This project started last summer. I was inheriting the farm of my grandparents, where I had spent lots of summer days in the orchard and rainy days in the hayloft. It still is an idyllic location but the building is a ruin. However, the memories are lively, and triggered my curiosity. How did my grandparents organize their daily activities in these spaces? How did my grandfather refurbish the house when it was passed down to him? And, thinking of the house where I grew up: did my father incorporate any of his childhood memories into the design his own house? And what about my mother: did she also influence the make-up of the house, and did she incorporate her own family background?
The idea grew to build a genealogy of my families’ homes over the generations, to investigate how each generation shaped their own home from their experiences and aspirations. I started with my own home and went on to interview both my parents trying to draw plans of their childhood houses and the houses of their grandparents. While they described to me the position of the rooms, the views, the materials, and the decorations, I got insights in the stories that go with these rooms, the house, their home. Later local community officials provided me with a copy of the original plans.

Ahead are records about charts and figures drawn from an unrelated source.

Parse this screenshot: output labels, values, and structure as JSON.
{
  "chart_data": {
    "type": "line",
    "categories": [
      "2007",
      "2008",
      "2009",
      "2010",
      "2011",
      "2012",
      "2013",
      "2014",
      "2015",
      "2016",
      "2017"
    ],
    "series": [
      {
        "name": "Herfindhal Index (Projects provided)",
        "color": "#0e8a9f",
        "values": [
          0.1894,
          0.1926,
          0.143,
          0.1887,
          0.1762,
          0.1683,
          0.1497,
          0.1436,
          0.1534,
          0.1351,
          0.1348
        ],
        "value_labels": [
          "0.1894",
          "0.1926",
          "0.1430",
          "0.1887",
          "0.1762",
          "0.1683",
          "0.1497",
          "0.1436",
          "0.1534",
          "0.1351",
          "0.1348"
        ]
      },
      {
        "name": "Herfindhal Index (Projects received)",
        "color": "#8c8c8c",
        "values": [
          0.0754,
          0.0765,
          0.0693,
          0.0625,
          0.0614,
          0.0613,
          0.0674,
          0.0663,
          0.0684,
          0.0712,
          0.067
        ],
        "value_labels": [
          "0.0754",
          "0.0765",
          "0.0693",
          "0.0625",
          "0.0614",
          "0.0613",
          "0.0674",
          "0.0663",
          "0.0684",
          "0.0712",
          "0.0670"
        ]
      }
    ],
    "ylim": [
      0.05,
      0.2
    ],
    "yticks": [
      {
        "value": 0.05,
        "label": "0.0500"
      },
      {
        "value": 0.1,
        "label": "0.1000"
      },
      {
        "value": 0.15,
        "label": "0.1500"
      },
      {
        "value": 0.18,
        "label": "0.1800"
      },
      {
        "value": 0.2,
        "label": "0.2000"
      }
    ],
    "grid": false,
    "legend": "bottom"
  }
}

So now we have the floor plans tell their stories and their evolution on the one hand, whereas the narratives of the spaces extracted from the interviews can be illustrated and allocated a position on the plans, on the other hand. Eventually I spanned the four generations from my grandparents, over my parents, my husband, down to the experiences of my children. The result is a narrative of experiences and spaces through time.

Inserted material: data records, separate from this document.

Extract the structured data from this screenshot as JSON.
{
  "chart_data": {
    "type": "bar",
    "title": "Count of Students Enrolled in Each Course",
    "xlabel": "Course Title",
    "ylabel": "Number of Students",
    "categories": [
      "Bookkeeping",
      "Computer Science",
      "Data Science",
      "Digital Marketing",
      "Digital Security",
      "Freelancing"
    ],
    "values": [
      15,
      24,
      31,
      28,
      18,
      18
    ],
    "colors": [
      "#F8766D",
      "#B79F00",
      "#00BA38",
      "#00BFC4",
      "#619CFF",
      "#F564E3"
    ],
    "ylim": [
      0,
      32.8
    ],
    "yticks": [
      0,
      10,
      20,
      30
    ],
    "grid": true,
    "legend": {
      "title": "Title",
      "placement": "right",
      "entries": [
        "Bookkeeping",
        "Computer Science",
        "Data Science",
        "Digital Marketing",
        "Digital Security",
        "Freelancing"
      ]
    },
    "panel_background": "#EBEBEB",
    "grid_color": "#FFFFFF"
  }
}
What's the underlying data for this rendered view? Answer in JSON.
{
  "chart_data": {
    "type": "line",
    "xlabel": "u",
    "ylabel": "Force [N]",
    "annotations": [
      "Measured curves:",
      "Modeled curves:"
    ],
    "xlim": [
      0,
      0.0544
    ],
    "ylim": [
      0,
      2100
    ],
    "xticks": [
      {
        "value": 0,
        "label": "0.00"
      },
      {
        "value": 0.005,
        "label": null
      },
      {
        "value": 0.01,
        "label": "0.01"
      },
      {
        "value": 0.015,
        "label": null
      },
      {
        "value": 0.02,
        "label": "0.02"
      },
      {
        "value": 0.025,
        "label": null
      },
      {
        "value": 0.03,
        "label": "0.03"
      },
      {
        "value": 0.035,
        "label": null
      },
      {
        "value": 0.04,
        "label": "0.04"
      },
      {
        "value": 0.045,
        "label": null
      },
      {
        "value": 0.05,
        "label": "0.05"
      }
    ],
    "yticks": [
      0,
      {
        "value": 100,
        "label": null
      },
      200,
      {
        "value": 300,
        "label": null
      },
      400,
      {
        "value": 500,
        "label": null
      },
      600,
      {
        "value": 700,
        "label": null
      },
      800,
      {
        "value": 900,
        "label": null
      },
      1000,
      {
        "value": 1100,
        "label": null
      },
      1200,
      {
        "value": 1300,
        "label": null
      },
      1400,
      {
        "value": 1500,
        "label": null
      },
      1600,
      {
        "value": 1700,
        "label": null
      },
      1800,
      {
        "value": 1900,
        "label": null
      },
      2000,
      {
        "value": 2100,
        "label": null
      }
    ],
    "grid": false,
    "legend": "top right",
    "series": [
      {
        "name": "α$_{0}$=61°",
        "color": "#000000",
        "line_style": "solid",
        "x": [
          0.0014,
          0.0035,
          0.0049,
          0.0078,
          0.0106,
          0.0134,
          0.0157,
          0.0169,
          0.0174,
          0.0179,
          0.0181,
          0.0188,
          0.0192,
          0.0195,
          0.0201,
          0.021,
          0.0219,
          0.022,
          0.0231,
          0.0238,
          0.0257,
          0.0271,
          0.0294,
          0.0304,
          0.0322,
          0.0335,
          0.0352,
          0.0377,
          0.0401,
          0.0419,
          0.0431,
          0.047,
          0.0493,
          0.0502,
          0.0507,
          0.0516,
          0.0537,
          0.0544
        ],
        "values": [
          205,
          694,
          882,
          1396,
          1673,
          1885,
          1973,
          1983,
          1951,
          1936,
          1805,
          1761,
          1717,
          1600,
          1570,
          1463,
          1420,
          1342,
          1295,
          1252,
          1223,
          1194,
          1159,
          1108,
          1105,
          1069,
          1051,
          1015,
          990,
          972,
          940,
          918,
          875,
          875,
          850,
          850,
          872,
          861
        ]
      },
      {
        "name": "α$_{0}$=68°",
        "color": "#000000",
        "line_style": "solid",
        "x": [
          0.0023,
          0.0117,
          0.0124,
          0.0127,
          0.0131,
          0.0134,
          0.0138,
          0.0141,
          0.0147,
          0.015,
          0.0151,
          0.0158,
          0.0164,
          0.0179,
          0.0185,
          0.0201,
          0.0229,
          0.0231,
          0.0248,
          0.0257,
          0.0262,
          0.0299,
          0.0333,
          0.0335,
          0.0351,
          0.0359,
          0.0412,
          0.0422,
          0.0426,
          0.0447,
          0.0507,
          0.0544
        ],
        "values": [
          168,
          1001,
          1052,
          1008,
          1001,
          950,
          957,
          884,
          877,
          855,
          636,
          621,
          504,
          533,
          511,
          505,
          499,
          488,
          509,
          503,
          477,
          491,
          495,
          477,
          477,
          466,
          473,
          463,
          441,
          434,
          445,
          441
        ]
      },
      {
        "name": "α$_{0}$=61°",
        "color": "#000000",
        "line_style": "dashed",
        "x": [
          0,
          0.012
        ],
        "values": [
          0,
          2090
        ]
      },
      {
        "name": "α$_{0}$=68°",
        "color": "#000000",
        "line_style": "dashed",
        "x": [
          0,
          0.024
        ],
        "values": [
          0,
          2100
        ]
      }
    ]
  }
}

Some spaces moved on from one house to the other. Others are lost over the generations. What spatial remnants of forgotten rituals are passed down the generations? As an example, the kitchen finds its place between two poles over the generations. For my father’s branch, the stove took a central position in the living space. My mother’s branch lived with a maid whose domain was the kitchen, and where threshold spaces clearly marked that domain. Down the line, my own house has the kitchen as a clear entity, but with permeable boundaries. It has its own distinct domain while drawing in the center of living. The family story can also explain the shift of the bathroom to the back of the house, and the importance given to raised ceilings. My grandfather combined here his medical background with his experience of living on a farm. These two examples are still only an illustration of the richness of stories passed down in the bricks and mortar of the family houses.

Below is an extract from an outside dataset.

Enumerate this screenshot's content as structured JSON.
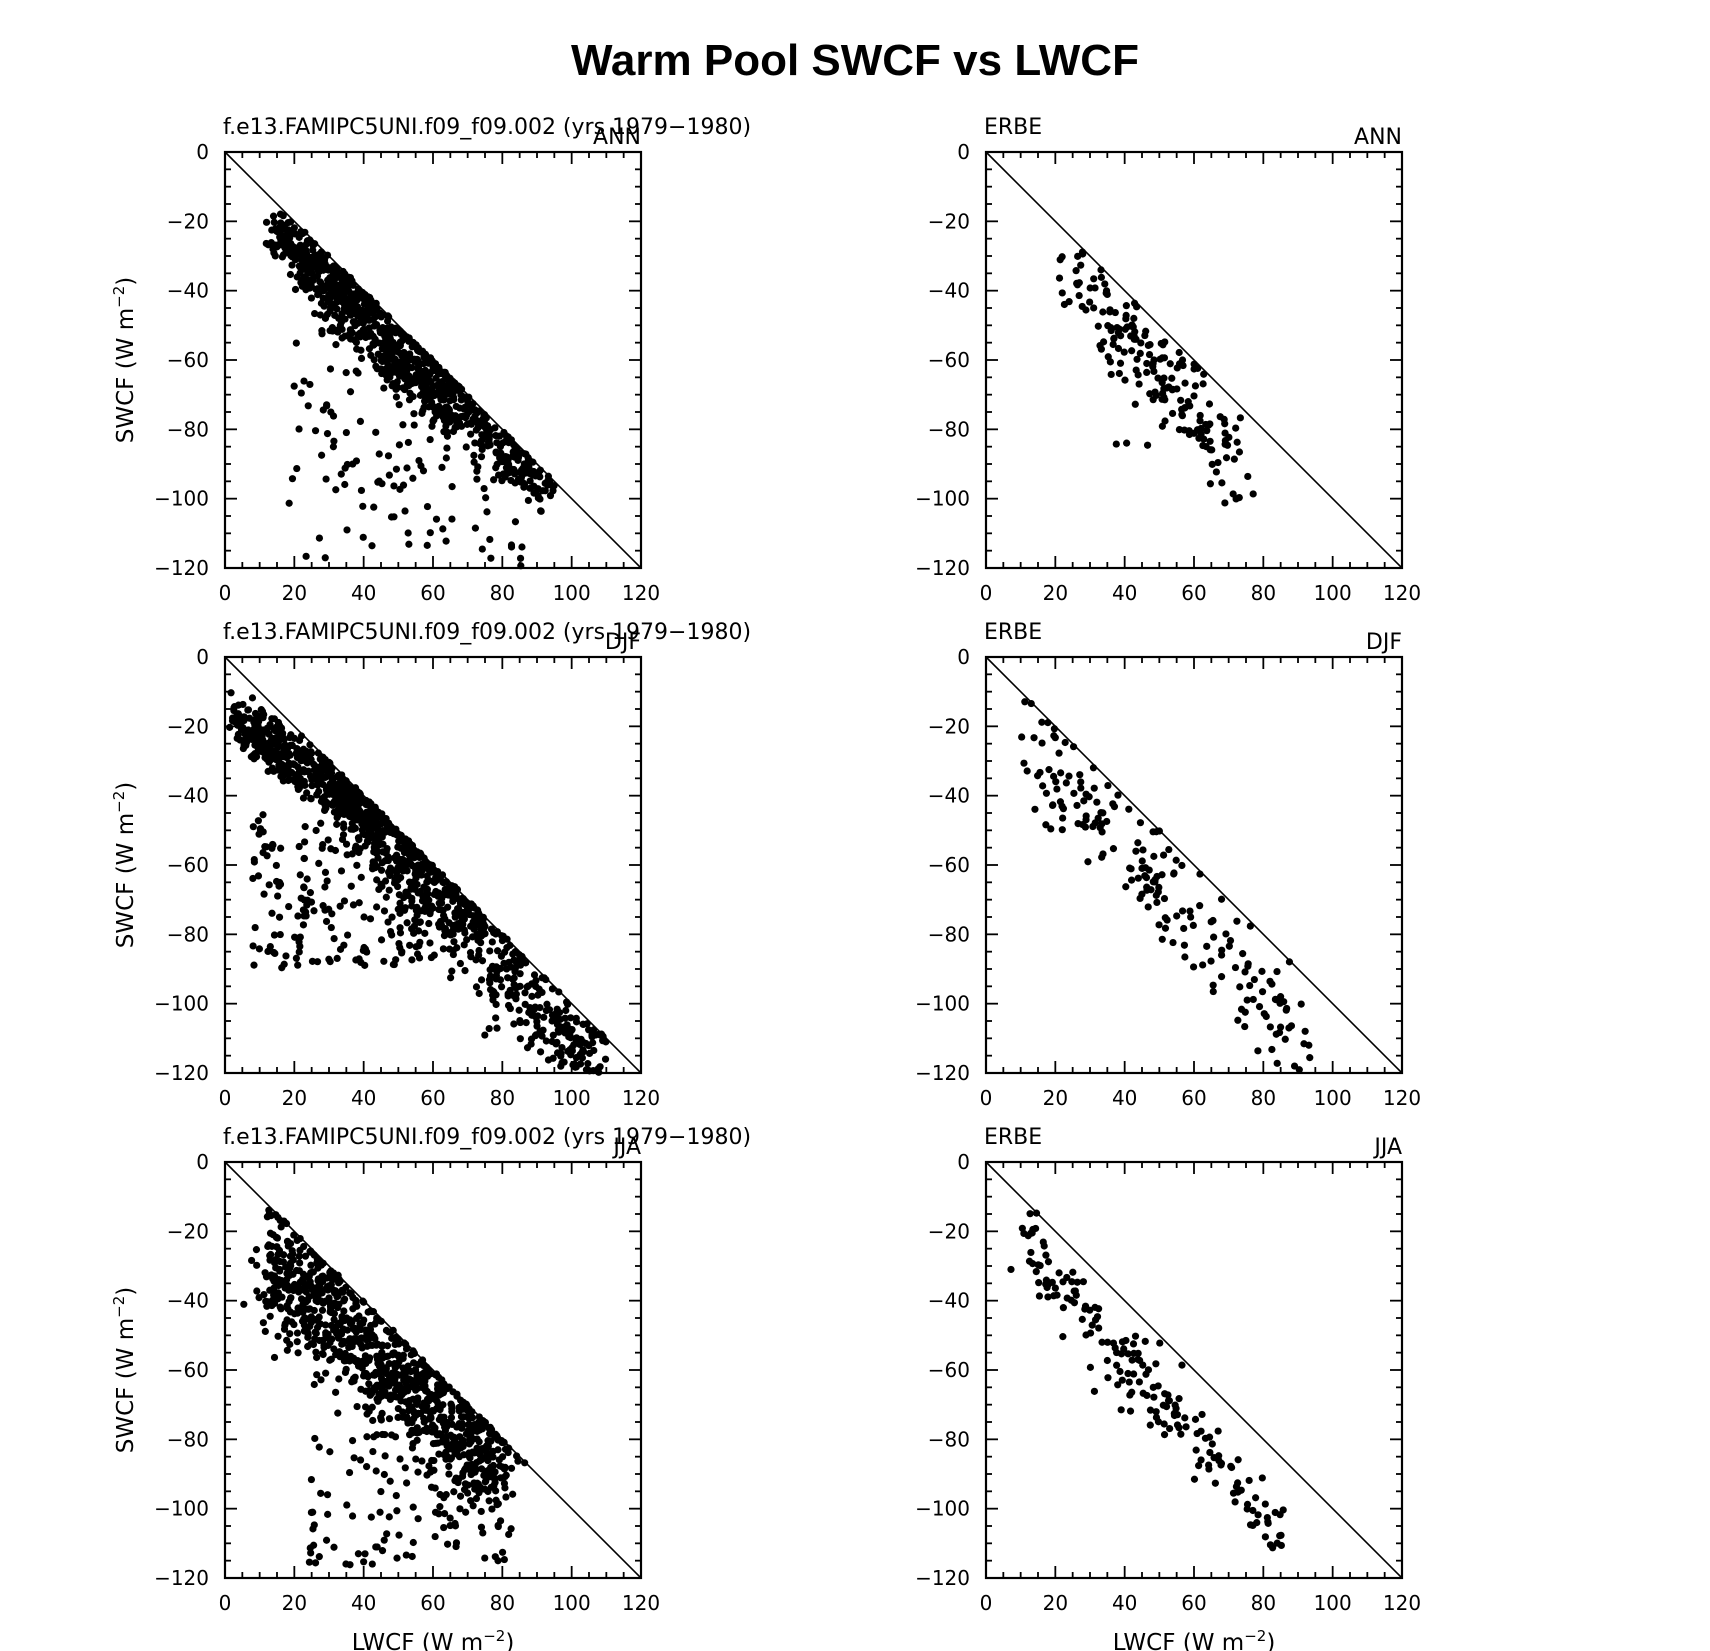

As an architecture office, we often design reconversions for family homes. How people live, where they come from, what their aspirations are to improve, what they like: all these inspire us as much as the history embedded in the architecture of the old house they just acquired. Listening closely to our clients’ stories helps us understand their history of living, similar to the genealogy project. Presenting them our design drawings forms the basis to discuss how their habits and past experiences can enter a next iteration in their own architectural genealogy of home.